I've mentioned before that there is a strong likelihood that I will end up in Albuquerque, New Mexico.  Which is in Mountain Time.  Meaning that at the time that spoilers were appearing as trending topics, there would be TWO HOURS OF SUFFERING until I'd be able to actually see the episode.  I actually started crying. Uncontrollably.  About a television show.  Even I knew it was wrong, and was trying to hold it in.  FertKiki was laughing at me.  Loudly.

I was excited about the idea of moving.  But now?  Not so sure.  Because I'll watch Glee later than people on the East Coast.  Unacceptable.

On a related note, I'm currently acquiring every episode of Glee so far.  Don't rat on me.  I'm trusting you interwebs.  Don't let me down.  He'll take my laptop from me!!

EDIT: Apparently, while it is currently two hours earlier in Albuquerque, they are nice enough to start prime time television at seven instead of eight.  Meaning I'll only be an hour behind in my Glee watching.  That's a slightly more bearable.



EDIT: While I was trying to find the exact quote from Harvey Milk, I actually found the following question asked at Yahoo Answers here:
I heard that some gay guy named Harvey Milk is like a hero because he went into city hall and shot some people. Why is he a hero and why did he kill those people? Was he dying of aids and just mad at the world or something? How would that make him some kind of messiah? Was he cooler than Obama?
Things like this make my brain hurt.  And am about to cry, which is not helping with the whole hormonal thing.

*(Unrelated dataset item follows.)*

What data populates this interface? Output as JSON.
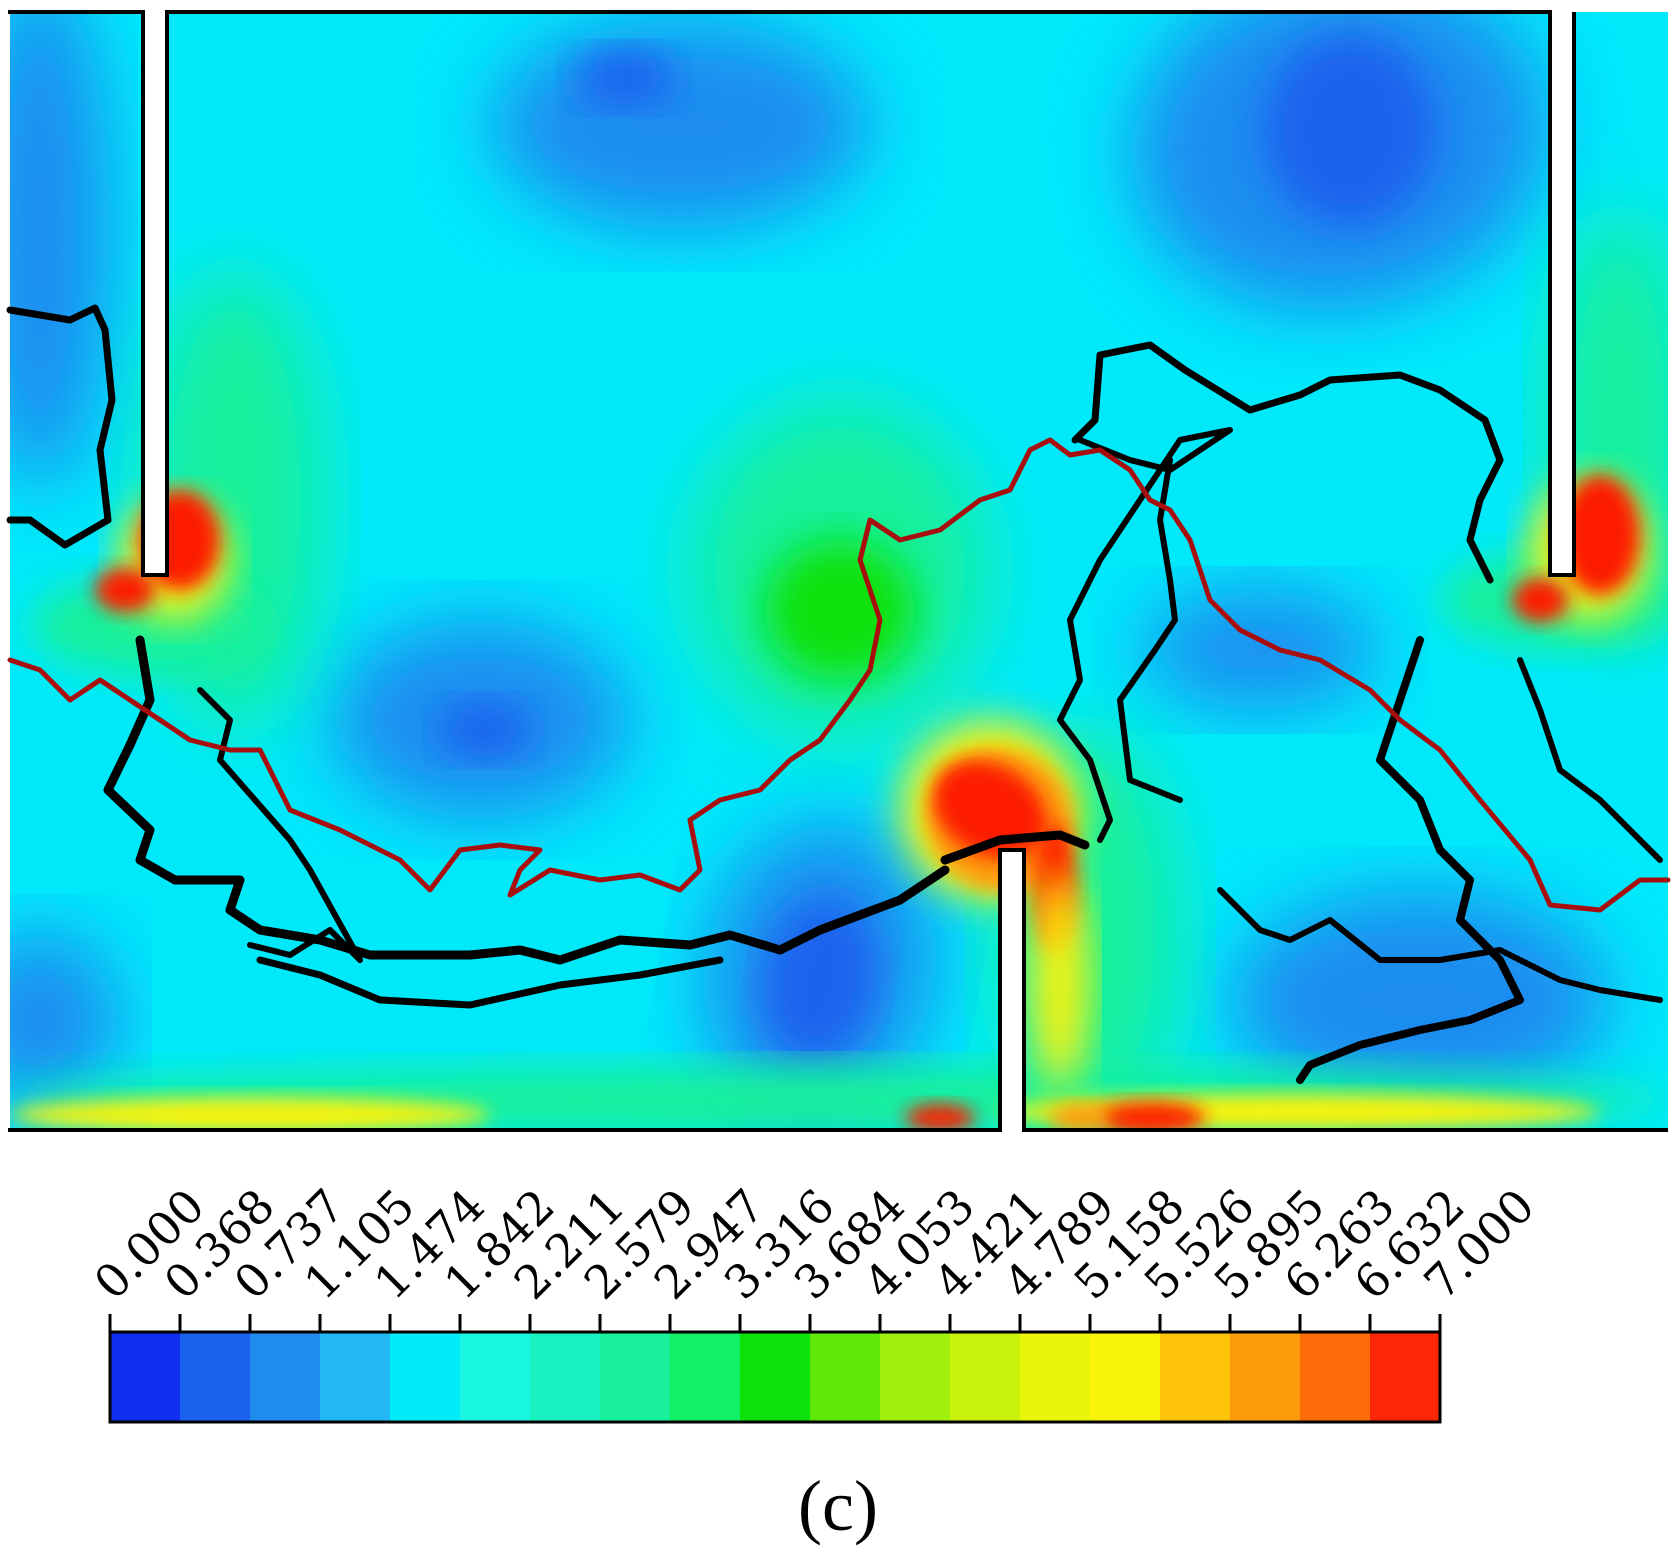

FINAL?? EDIT: I corrected a few minor/major errors that I noticed only after a reread and added tags.  This is what happens when I post when my official blog previewer is asleep.  My bad.

3 comments:

Domesticated Gal said...

You are NOT pregnant. Which means you? Can self-medicate. I LIKE Fertiki, so please don't maul him to death. Remember - he feeds you. And from what I've read, rather deliciously. So unless you enjoy blood-spattered delicacies, might I suggest separate chairs??Also? May have to start watching Glee. Stumbled on it half-way through tonight so I didn't stay, but it had Neil Patrick Harris, which is always a win in my book.

FertKiki said...

I'd suggest self-medication through alcohol, but I'm afraid that might make things much worse...

VTFitz said...

Too late now...You suggested it, now you have to deal with it!